As much as 8.2 million barrels per day (bpd) of crude oil and oil products traversed the Red Sea in the January-November period of 2023, according to analytics firm Vortexa.

Around 16.2 million metric tons (MMt), or 51 percent of LNG trade, flowed from the Atlantic Basin east through the Suez Canal last year, while 15.7 MMt went through the canal from the Pacific Basin west, according to S&P Global Commodity Insights.

Who are the main shippers through the route?

The Suez Canal is one of the most important arteries of the global oil trade.

Qatar, the United States and Russia are the most active shippers of LNG via Suez.

Qatar tops active shippers of cargoes heading from the East to Europe but nonetheless provides only around 5% of net EU and UK imports.

“In reality, Qatar is the only exporter in an east-to-west direction via the Suez Canal,” said Robert Songer, LNG analyst at date intelligence firm ICIS.

An alternative route to Europe through the Cape of Good Hope could add around nine days to the 18-day voyage from Qatar to Northwest Europe, said ICIS LNG analyst Alex Froley.

For LNG to Asia, Qatar comes on top followed by the United States which has been using the Suez Canal recently as an alternative to the Panama Canal.

Are prices impacted?

Asia spot LNG prices fell to a seven-month low of $10.10 per million British thermal units (mmBtu) on Friday, supported by healthy storage levels in Europe and northeast Asia.

READOil jumps as US, UK strike on Houthis sparks safe-haven push

High inventories in Europe and North Asia are capping demand and expected to curb spot price growth in H1-2024.

Oil prices rallied 2 percent last week, with both benchmarks notching intraday 2024 highs, including Brent eclipsing $80 a barrel, but prices eased on Monday as the conflict’s limited impact on crude output prompted profit-taking.

“The realization that oil supply has not been adversely impacted is leading last week’s bulls to take profit,” Tamas Varga of oil broker PVM told Reuters.

There have been no oil supply losses so far, but the shipping disruption is indirectly tightening the market by keeping 35 million barrels at sea owing to the longer journeys shippers have to take to avoid the Red Sea, Citi analysts wrote.

Insurance war risk premiums have gone up from $2,000 to $10,000 as a result of the disruption, and before the strikes by U.S. and Britain late last week, had jumped further to $30,000, a shipping source who declined to be named told Reuters.

How do market players see the risk?

Crude and oil products market players said the extent of the impact will be determined by the duration of shipping disruptions as a result of the Houthi attacks.

It is unlikely that much will change unless situation goes on for longer than a couple of weeks, an analyst at a trading house said.

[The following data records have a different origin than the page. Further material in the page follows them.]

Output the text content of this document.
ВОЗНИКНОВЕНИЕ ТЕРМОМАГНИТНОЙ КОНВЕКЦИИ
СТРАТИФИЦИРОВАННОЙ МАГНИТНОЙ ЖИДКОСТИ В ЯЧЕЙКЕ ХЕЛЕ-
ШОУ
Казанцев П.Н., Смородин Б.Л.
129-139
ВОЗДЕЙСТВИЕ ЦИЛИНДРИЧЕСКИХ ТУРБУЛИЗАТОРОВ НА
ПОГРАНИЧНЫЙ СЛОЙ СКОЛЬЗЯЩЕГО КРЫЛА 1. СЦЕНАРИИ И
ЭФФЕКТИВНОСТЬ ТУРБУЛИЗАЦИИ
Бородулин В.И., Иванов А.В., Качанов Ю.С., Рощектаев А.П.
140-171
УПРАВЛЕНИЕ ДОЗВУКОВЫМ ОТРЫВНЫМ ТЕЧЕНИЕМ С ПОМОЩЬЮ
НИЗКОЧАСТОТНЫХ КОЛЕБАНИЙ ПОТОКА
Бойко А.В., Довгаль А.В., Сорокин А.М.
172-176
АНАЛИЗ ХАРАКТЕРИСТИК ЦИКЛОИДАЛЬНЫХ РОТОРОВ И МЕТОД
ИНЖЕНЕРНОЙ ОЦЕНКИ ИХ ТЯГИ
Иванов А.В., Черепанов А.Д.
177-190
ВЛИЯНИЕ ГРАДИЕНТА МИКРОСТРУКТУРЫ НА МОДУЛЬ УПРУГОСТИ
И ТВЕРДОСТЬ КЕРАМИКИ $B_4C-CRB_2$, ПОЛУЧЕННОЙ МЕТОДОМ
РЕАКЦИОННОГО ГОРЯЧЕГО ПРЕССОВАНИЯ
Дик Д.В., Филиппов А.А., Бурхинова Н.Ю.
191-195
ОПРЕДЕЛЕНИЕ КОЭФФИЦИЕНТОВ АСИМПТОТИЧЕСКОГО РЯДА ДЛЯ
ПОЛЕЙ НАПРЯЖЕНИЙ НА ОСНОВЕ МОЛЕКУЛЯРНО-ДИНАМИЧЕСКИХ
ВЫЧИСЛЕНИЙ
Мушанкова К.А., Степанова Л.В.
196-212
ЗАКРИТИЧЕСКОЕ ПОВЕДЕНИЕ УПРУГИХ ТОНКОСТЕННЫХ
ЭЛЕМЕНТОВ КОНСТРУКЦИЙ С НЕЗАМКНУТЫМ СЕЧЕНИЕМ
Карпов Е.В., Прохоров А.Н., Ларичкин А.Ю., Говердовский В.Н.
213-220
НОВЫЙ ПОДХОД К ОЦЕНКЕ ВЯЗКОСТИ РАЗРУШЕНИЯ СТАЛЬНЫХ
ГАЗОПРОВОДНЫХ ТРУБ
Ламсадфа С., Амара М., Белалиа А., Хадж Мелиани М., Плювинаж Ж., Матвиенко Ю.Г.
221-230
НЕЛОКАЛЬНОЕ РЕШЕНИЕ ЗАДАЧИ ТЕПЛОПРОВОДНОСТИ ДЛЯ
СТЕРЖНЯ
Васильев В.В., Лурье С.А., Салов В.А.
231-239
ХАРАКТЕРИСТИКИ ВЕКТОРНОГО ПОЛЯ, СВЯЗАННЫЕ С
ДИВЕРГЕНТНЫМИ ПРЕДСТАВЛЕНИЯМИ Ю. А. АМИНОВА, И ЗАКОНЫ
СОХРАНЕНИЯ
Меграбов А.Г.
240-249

The delays are most likely to impact medium sour crudes from Middle East producers, which could be substituted with grades of similar quality from Brazil, Guyana and Norway, a crude trader told Reuters.

LNG market players believe LNG trade is likely to be largely unaffected and any disruption would not have a massive impact on global supply.

The majority believe that U.S. shipments, if they head to China/Asia, could only see short-term delay if cargoes reroute.

“The physical risks to Suez LNG transit are more weighted towards keeping Atlantic supply pointed at Europe than

stopping Qatari supply from reaching Europe,” said Jake Horslen, senior LNG analyst at Energy Aspects.

The chairman of the Japan Gas Association (JGA), Takahiro Honjo, told a news conference that while there are risks, “I don’t think a supply crunch will suddenly occur anytime soon”.